This e-mail is to echo the letters Merit has no relevance in local varsities and USM needs total restructuring .
It is interesting to see how our university vice-chancellors defend their universities' position while we all know how in bad shape our public universities are. What puzzles me is that while our most famous Universiti Malaya and Universiti Sains Malaysia are in bad shape rankings-wise, our politicians are still promising to build more so-called univerisities. Now, building a university has become a political product, rather than an educational need.
Our vice-chancellors are now saying they would like to increase the intake of foreign students in the graduate programs. This would be the easy to achieve compared to other aims (as in achieving better rankings). However, it is forgotten what a university intends to achieve. It takes decades or centuries for a university to grow its own personality. It takes years for a university graduate to perform and churn out good output. If the VCs can't take feedback and improve, one can imagine what kind of graduates we churn out.
Recently, I am had a chance to work with a few universities in the region including Singapore, Korea and Taiwan. Two graduate programme students in Malaysia were involved. I could see the difference among all.
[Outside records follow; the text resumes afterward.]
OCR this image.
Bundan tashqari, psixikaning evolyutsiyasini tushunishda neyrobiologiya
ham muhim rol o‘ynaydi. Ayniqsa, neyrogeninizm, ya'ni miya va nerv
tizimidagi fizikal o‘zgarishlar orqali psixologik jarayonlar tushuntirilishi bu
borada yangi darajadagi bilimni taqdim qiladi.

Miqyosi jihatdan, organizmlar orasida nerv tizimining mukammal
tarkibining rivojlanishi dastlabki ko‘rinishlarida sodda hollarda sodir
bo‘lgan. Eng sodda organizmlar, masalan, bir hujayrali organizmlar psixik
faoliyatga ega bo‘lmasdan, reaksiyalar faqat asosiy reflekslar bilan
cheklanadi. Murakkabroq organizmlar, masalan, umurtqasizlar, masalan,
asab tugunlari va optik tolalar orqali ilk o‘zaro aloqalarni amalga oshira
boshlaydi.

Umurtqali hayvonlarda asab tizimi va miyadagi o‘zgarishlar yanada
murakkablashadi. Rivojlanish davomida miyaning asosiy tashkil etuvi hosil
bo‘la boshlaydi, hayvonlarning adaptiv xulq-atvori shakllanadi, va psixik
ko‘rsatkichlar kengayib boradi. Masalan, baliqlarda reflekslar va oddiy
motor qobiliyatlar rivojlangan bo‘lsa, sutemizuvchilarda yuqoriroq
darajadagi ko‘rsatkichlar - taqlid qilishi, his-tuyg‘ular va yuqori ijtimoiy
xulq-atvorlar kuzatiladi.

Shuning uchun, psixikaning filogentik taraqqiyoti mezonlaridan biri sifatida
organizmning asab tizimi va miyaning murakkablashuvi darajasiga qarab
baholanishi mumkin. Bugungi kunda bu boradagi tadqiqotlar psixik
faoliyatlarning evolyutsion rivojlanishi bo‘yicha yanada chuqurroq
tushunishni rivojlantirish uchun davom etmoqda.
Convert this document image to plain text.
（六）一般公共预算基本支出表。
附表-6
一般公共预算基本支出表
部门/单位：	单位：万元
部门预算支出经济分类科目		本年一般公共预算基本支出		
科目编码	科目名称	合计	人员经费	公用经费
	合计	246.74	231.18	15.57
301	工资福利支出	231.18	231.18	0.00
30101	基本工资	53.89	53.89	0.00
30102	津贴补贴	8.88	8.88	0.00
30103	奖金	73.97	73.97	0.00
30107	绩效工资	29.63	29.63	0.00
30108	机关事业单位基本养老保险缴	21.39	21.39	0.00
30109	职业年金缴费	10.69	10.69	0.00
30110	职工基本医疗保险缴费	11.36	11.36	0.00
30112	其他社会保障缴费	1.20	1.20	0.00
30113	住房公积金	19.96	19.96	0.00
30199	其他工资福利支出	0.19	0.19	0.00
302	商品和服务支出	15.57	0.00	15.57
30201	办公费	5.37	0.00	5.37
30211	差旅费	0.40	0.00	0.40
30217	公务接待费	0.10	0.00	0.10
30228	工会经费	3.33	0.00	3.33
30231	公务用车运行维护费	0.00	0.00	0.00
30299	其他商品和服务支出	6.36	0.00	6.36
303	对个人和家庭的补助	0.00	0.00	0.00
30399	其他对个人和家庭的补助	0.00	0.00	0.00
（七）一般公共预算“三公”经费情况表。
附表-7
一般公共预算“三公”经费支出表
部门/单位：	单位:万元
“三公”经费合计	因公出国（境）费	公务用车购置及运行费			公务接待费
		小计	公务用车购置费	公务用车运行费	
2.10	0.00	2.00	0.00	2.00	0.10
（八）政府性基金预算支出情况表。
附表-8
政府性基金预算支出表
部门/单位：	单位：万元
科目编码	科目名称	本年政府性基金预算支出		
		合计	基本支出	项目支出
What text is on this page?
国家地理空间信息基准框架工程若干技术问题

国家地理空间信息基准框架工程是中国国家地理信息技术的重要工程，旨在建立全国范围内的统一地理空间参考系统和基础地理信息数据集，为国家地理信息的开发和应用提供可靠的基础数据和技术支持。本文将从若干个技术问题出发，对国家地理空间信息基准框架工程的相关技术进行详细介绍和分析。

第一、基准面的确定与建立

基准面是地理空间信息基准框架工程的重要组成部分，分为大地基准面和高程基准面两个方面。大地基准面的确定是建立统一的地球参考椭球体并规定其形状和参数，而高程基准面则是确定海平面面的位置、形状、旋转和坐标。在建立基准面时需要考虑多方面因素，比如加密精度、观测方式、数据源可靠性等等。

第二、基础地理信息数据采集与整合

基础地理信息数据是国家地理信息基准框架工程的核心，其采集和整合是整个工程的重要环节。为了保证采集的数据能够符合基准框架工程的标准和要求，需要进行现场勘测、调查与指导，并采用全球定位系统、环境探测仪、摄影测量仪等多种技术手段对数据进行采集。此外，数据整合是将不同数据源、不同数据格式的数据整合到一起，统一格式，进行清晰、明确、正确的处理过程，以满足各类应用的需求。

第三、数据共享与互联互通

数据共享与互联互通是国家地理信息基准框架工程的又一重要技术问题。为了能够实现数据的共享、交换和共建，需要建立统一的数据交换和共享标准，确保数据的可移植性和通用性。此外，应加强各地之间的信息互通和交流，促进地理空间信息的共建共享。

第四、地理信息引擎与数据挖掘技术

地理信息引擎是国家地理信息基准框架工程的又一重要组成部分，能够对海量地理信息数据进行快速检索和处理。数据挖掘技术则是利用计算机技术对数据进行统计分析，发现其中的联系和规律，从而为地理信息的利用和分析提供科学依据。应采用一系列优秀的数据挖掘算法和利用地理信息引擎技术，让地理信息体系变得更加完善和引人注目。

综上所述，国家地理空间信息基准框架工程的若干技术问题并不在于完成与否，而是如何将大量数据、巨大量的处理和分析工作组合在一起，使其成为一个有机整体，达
Our students did not even know how to do the research, you still had to spoonfeed them.
Research most of the time, has nothing to do with great 'hardware', it is the 'soft' elements which differentiate you from the others. A university is like a corporation. What kind of vision or culture a university has would make its students different from the others. If a university is not talking about excellence and just pays lip service to this ideal, so too will its students. When the university takes a short cut, the students take a short cut too. Why not?
One Russian expatriate told me that Malaysia has a very funny 'culture'. Malaysian government-linked companies like to hire expatriates to do critical researches, including in the field of our military.
Why must this kind of research must fall into the hand of foreigners, he asked. He believed there are Malaysians who do this research but were not hired. He was told these GLCs didn't want non-bumi guys. Until now, he is still puzzled by this.
It is a choice for everyone to make. Where do you want your kid to be? Where do you want your company to be? Where do you want your university to be? Where do you want your country to be?
To me, it is clear - there are no short cuts.